As to what constitutes ethical investment, that would certainly be the first thing to figure out. I’m not sure you would find a clear consensus even among the LW community, let alone the wider world.
You’re right, I should’ve been clearer. I meant it in the sense that such an investment would be completely indistinguishable from noise to the market at large, and would consequently make nearly no difference at all. If many people made these types of investments using the same definition of “ethical” it might be noticed; if one person makes an investment it would probably be very hard to figure out that it’s correlated with ethics or to decide that it’s worth considering for future decisions (that it’s not one-off).
I’m actually not entirely sure about that. I haven’t investigated the issue very closely, but my impression has been that where companies changed their practices, this has mostly occurred as a result of consumer boycotts (or just unfavorable media coverage), of wishing to retain valuable employees, or of wishing to remain in favor with governments. Do you have any particular evidence in mind?

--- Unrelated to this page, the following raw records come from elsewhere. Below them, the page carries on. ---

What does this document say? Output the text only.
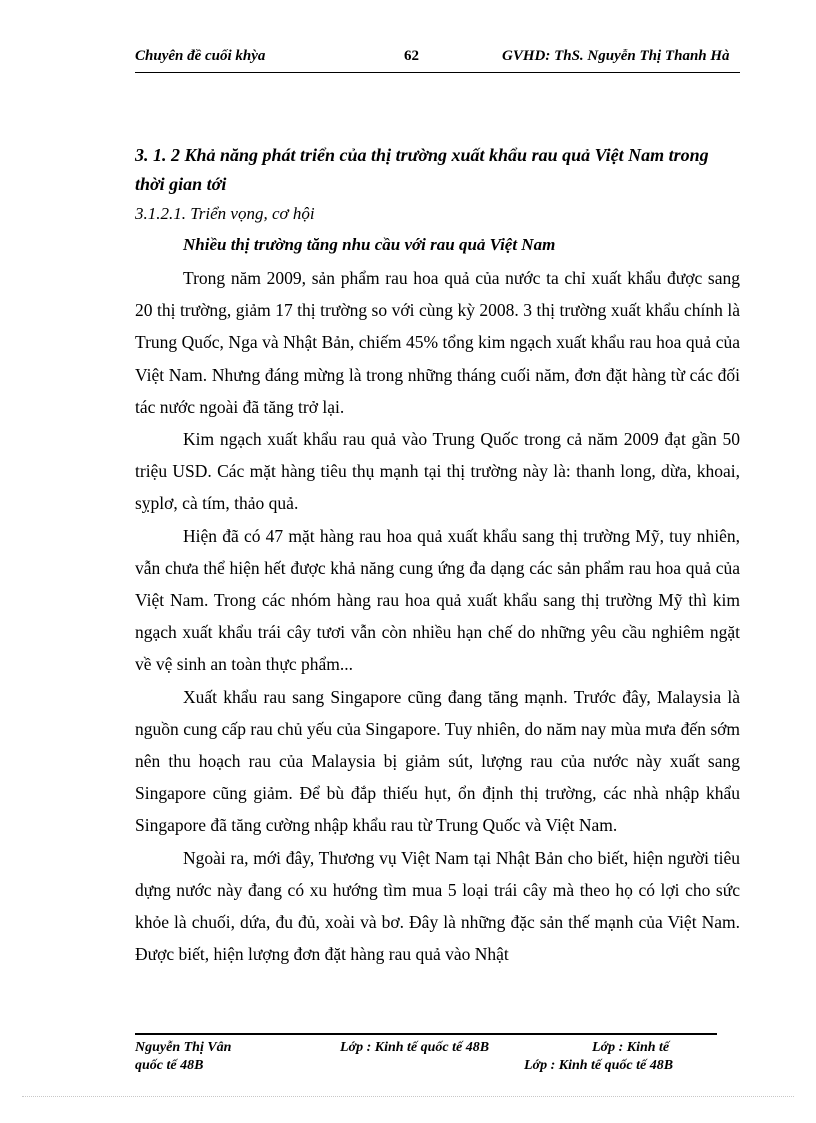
Chuyên đề cuối khỳa	62	GVHD: ThS. Nguyễn Thị Thanh Hà
3. 1. 2 Khả năng phát triển của thị trường xuất khẩu rau quả Việt Nam trong thời gian tới
3.1.2.1. Triển vọng, cơ hội
Nhiều thị trường tăng nhu cầu với rau quả Việt Nam

Trong năm 2009, sản phẩm rau hoa quả của nước ta chỉ xuất khẩu được sang 20 thị trường, giảm 17 thị trường so với cùng kỳ 2008. 3 thị trường xuất khẩu chính là Trung Quốc, Nga và Nhật Bản, chiếm 45% tổng kim ngạch xuất khẩu rau hoa quả của Việt Nam. Nhưng đáng mừng là trong những tháng cuối năm, đơn đặt hàng từ các đối tác nước ngoài đã tăng trở lại.

Kim ngạch xuất khẩu rau quả vào Trung Quốc trong cả năm 2009 đạt gần 50 triệu USD. Các mặt hàng tiêu thụ mạnh tại thị trường này là: thanh long, dừa, khoai, sỵplơ, cà tím, thảo quả.

Hiện đã có 47 mặt hàng rau hoa quả xuất khẩu sang thị trường Mỹ, tuy nhiên, vẫn chưa thể hiện hết được khả năng cung ứng đa dạng các sản phẩm rau hoa quả của Việt Nam. Trong các nhóm hàng rau hoa quả xuất khẩu sang thị trường Mỹ thì kim ngạch xuất khẩu trái cây tươi vẫn còn nhiều hạn chế do những yêu cầu nghiêm ngặt về vệ sinh an toàn thực phẩm...

Xuất khẩu rau sang Singapore cũng đang tăng mạnh. Trước đây, Malaysia là nguồn cung cấp rau chủ yếu của Singapore. Tuy nhiên, do năm nay mùa mưa đến sớm nên thu hoạch rau của Malaysia bị giảm sút, lượng rau của nước này xuất sang Singapore cũng giảm. Để bù đắp thiếu hụt, ổn định thị trường, các nhà nhập khẩu Singapore đã tăng cường nhập khẩu rau từ Trung Quốc và Việt Nam.

Ngoài ra, mới đây, Thương vụ Việt Nam tại Nhật Bản cho biết, hiện người tiêu dựng nước này đang có xu hướng tìm mua 5 loại trái cây mà theo họ có lợi cho sức khỏe là chuối, dứa, đu đủ, xoài và bơ. Đây là những đặc sản thế mạnh của Việt Nam. Được biết, hiện lượng đơn đặt hàng rau quả vào Nhật

Nguyễn Thị Vân
quốc tế 48B
Lớp : Kinh tế quốc tế 48B	Lớp : Kinh tế
Lớp : Kinh tế quốc tế 48B
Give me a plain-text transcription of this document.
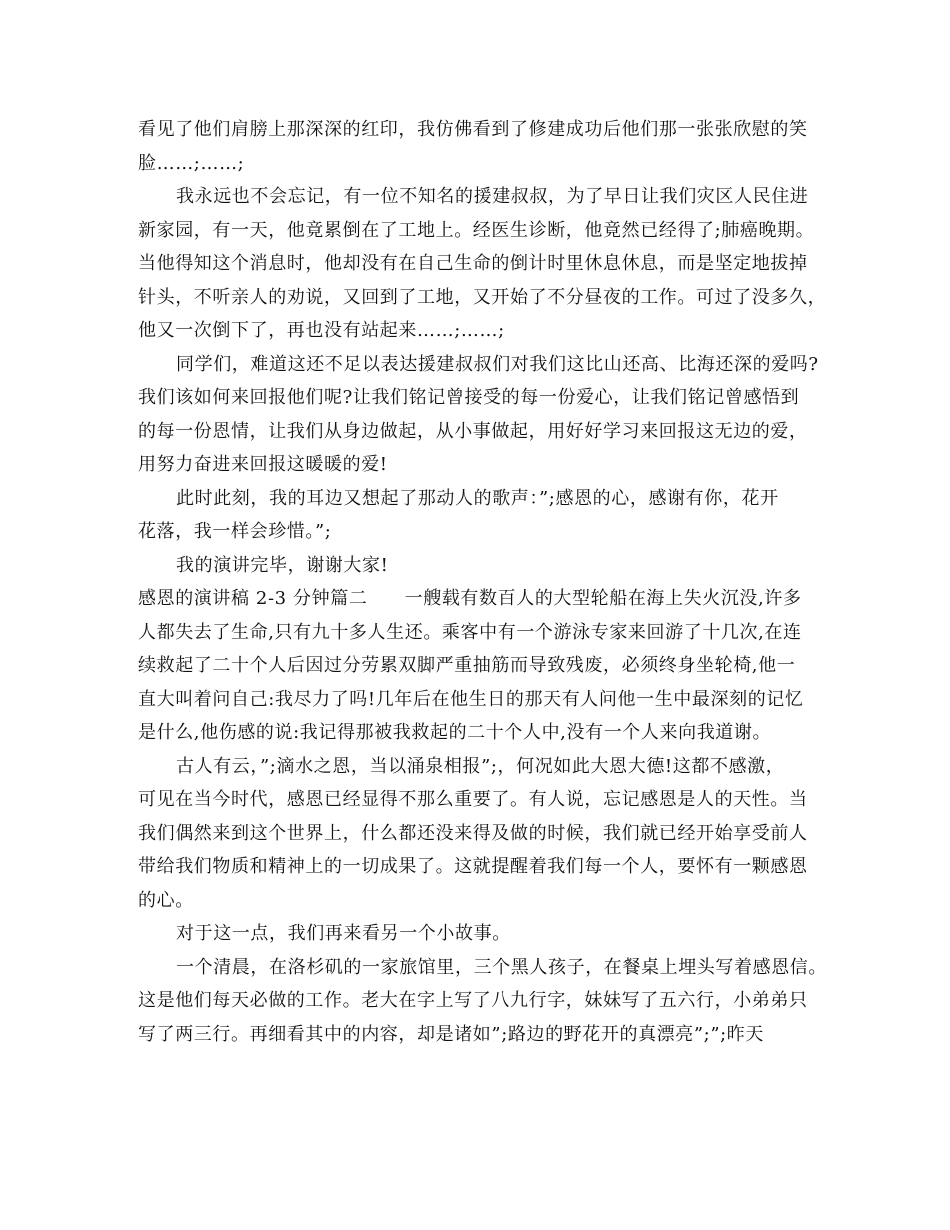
看见了他们肩膀上那深深的红印，我仿佛看到了修建成功后他们那一张张欣慰的笑
脸……;……;
我永远也不会忘记，有一位不知名的援建叔叔，为了早日让我们灾区人民住进
新家园，有一天，他竟累倒在了工地上。经医生诊断，他竟然已经得了;肺癌晚期。
当他得知这个消息时，他却没有在自己生命的倒计时里休息休息，而是坚定地拔掉
针头，不听亲人的劝说，又回到了工地，又开始了不分昼夜的工作。可过了没多久，
他又一次倒下了，再也没有站起来……;……;
同学们，难道这还不足以表达援建叔叔们对我们这比山还高、比海还深的爱吗?
我们该如何来回报他们呢?让我们铭记曾接受的每一份爱心，让我们铭记曾感悟到
的每一份恩情，让我们从身边做起，从小事做起，用好好学习来回报这无边的爱，
用努力奋进来回报这暖暖的爱!
此时此刻，我的耳边又想起了那动人的歌声：”;感恩的心，感谢有你，花开
花落，我一样会珍惜。”;
我的演讲完毕，谢谢大家!
感恩的演讲稿 2-3 分钟篇二　　一艘载有数百人的大型轮船在海上失火沉没,许多
人都失去了生命,只有九十多人生还。乘客中有一个游泳专家来回游了十几次,在连
续救起了二十个人后因过分劳累双脚严重抽筋而导致残废，必须终身坐轮椅,他一
直大叫着问自己:我尽力了吗!几年后在他生日的那天有人问他一生中最深刻的记忆
是什么,他伤感的说:我记得那被我救起的二十个人中,没有一个人来向我道谢。
古人有云，”;滴水之恩，当以涌泉相报”;，何况如此大恩大德!这都不感激，
可见在当今时代，感恩已经显得不那么重要了。有人说，忘记感恩是人的天性。当
我们偶然来到这个世界上，什么都还没来得及做的时候，我们就已经开始享受前人
带给我们物质和精神上的一切成果了。这就提醒着我们每一个人，要怀有一颗感恩
的心。
对于这一点，我们再来看另一个小故事。
一个清晨，在洛杉矶的一家旅馆里，三个黑人孩子，在餐桌上埋头写着感恩信。
这是他们每天必做的工作。老大在字上写了八九行字，妹妹写了五六行，小弟弟只
写了两三行。再细看其中的内容，却是诸如”;路边的野花开的真漂亮”;”;昨天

My impression is that at least in the last decade or so this has not been the case. While I don’t know the specifics, it is my impression that GiveWell, for example, does extensive research to determine which charity actually has high impact (on quality-adjusted life years). I have also read that Bill Gates focuses on ensuring effective use of funds and hitting actual goals with his Foundation.
I do agree with your optimism about investment being beneficial, though.